I work in long term care. Occasionally, a client must be sent to the emergency department (ED) for assessment of their condition. Can I make this decision independently or do I need to consult with the RN first? As an LPN, can I accept the client back from the ED if there is no RN on site?

First, always know and follow your agency policy related to transfers.

If the transfer is ‘booked’ and part of the plan for the client and if the team is aware, then you should update the RN about when the client leaves and returns and the client’s overall status and experience.

Ideally, the RN should be notified whenever you have determined there has been a change or decline in the client’s status. Together you can decide the best action for this client, which may or may not include a trip to the ED.

In emergency situations whereby the time associated with an RN consultation could greatly impact the client outcome, you should proceed with the transfer and notify the RN as soon as possible.

Cases where there is a difference of opinion regarding the need for transfer, require finesse and negotiation. You are expected to have a conversation with your colleague about your assessment and why you think a transfer is required. You should also be open to hearing your colleague’s interpretation of the situation.  In the end, you are expected to critically think through the situation taking into account your assessment findings and the input of your colleague and make whatever decision you feel is most appropriate to manage the client. Regardless of your decision, you are required to inform your colleague and document your assessment, your conversation and your actions.

You are accountable for the action you choose, including engaging your colleague in a discussion about the circumstances which may have led to the difference of opinion and strategies to prevent similar situations in the future.

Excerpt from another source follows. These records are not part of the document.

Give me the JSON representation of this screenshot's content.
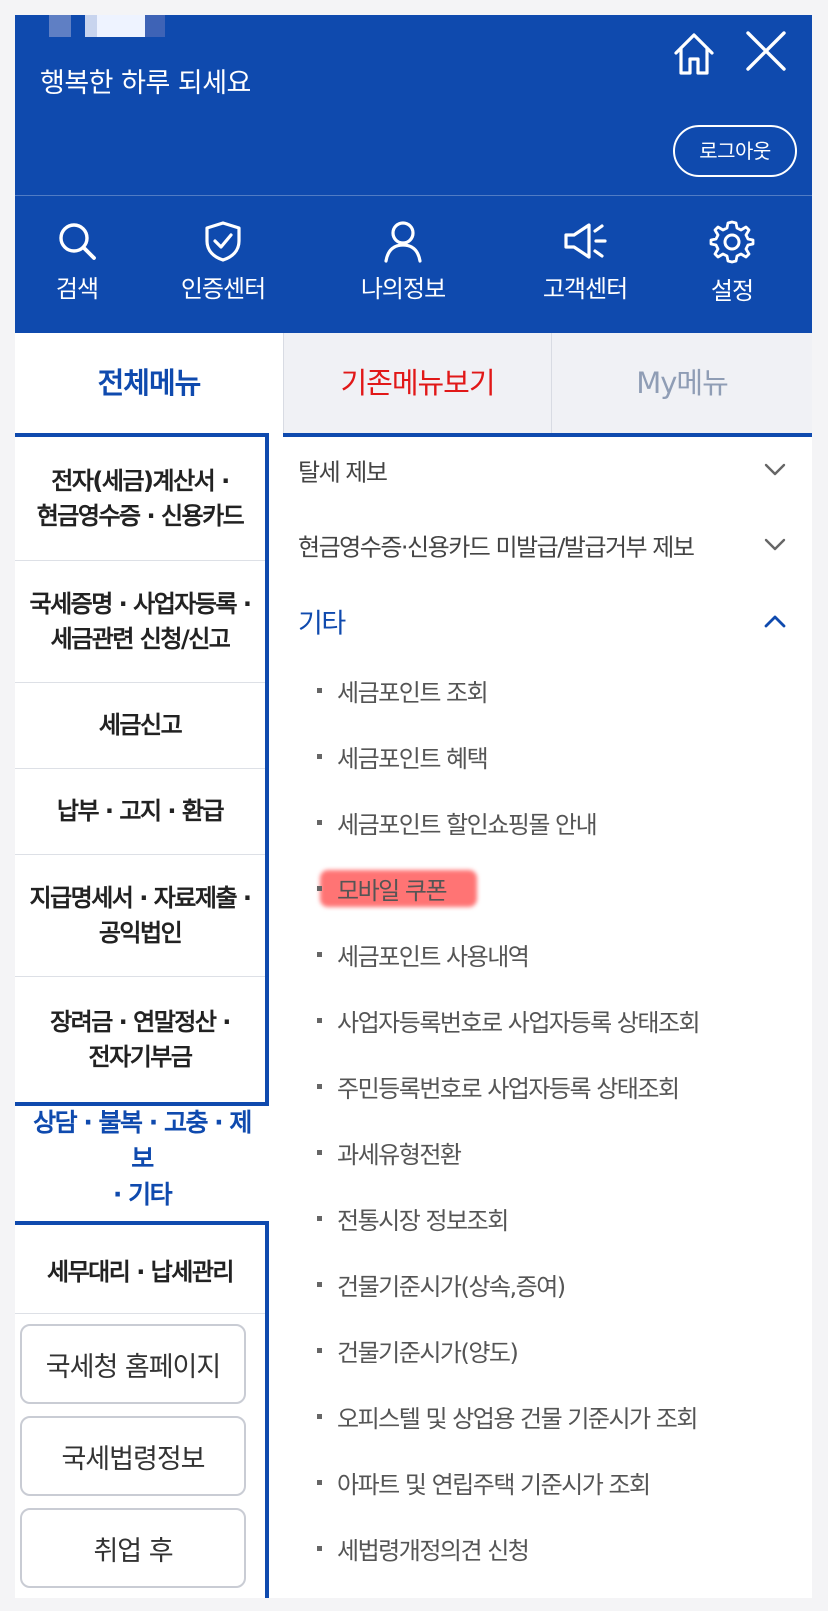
{
  "header": {
    "greeting": "행복한 하루 되세요",
    "logout_label": "로그아웃",
    "background_color": "#0f4aae",
    "quick_menu": [
      {
        "label": "검색",
        "icon": "search-icon"
      },
      {
        "label": "인증센터",
        "icon": "shield-check-icon"
      },
      {
        "label": "나의정보",
        "icon": "user-icon"
      },
      {
        "label": "고객센터",
        "icon": "megaphone-icon"
      },
      {
        "label": "설정",
        "icon": "gear-icon"
      }
    ]
  },
  "tabs": [
    {
      "label": "전체메뉴",
      "active": true,
      "color": "#0f4aae"
    },
    {
      "label": "기존메뉴보기",
      "color": "#e11818"
    },
    {
      "label": "My메뉴",
      "color": "#8f9db5"
    }
  ],
  "left_menu": {
    "items": [
      {
        "line1": "전자(세금)계산서 ·",
        "line2": "현금영수증 · 신용카드"
      },
      {
        "line1": "국세증명 · 사업자등록 ·",
        "line2": "세금관련 신청/신고"
      },
      {
        "line1": "세금신고",
        "line2": ""
      },
      {
        "line1": "납부 · 고지 · 환급",
        "line2": ""
      },
      {
        "line1": "지급명세서 · 자료제출 ·",
        "line2": "공익법인"
      },
      {
        "line1": "장려금 · 연말정산 ·",
        "line2": "전자기부금"
      }
    ],
    "active": {
      "line1": "상담 · 불복 · 고충 · 제보",
      "line2": "· 기타"
    },
    "tax_agent": "세무대리 · 납세관리",
    "link_buttons": [
      "국세청 홈페이지",
      "국세법령정보",
      "취업 후"
    ]
  },
  "right_menu": {
    "sections": [
      {
        "label": "탈세 제보",
        "expanded": false
      },
      {
        "label": "현금영수증·신용카드 미발급/발급거부 제보",
        "expanded": false
      },
      {
        "label": "기타",
        "expanded": true
      }
    ],
    "sub_items": [
      {
        "label": "세금포인트 조회",
        "highlighted": false
      },
      {
        "label": "세금포인트 혜택",
        "highlighted": false
      },
      {
        "label": "세금포인트 할인쇼핑몰 안내",
        "highlighted": false
      },
      {
        "label": "모바일 쿠폰",
        "highlighted": true
      },
      {
        "label": "세금포인트 사용내역",
        "highlighted": false
      },
      {
        "label": "사업자등록번호로 사업자등록 상태조회",
        "highlighted": false
      },
      {
        "label": "주민등록번호로 사업자등록 상태조회",
        "highlighted": false
      },
      {
        "label": "과세유형전환",
        "highlighted": false
      },
      {
        "label": "전통시장 정보조회",
        "highlighted": false
      },
      {
        "label": "건물기준시가(상속,증여)",
        "highlighted": false
      },
      {
        "label": "건물기준시가(양도)",
        "highlighted": false
      },
      {
        "label": "오피스텔 및 상업용 건물 기준시가 조회",
        "highlighted": false
      },
      {
        "label": "아파트 및 연립주택 기준시가 조회",
        "highlighted": false
      },
      {
        "label": "세법령개정의견 신청",
        "highlighted": false
      }
    ]
  }
}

You may receive the client returning from an inpatient or outpatient stay. In doing so, you may perform an assessment and review the plan and orders. Once you have the necessary client data, you are expected to communicate with the RN to determine the next best action. For instance, if the pre-hospital plan is not substantially changed, you both may decide it is sufficient and carry on as before the hospital visit.  If the plan has substantially changed, then you and the RN should collaborate to revise the existing plan of care, to ensure it meets the client’s current health care needs.

Document your action and discussions in the client record (including the collaboration with the RN or others).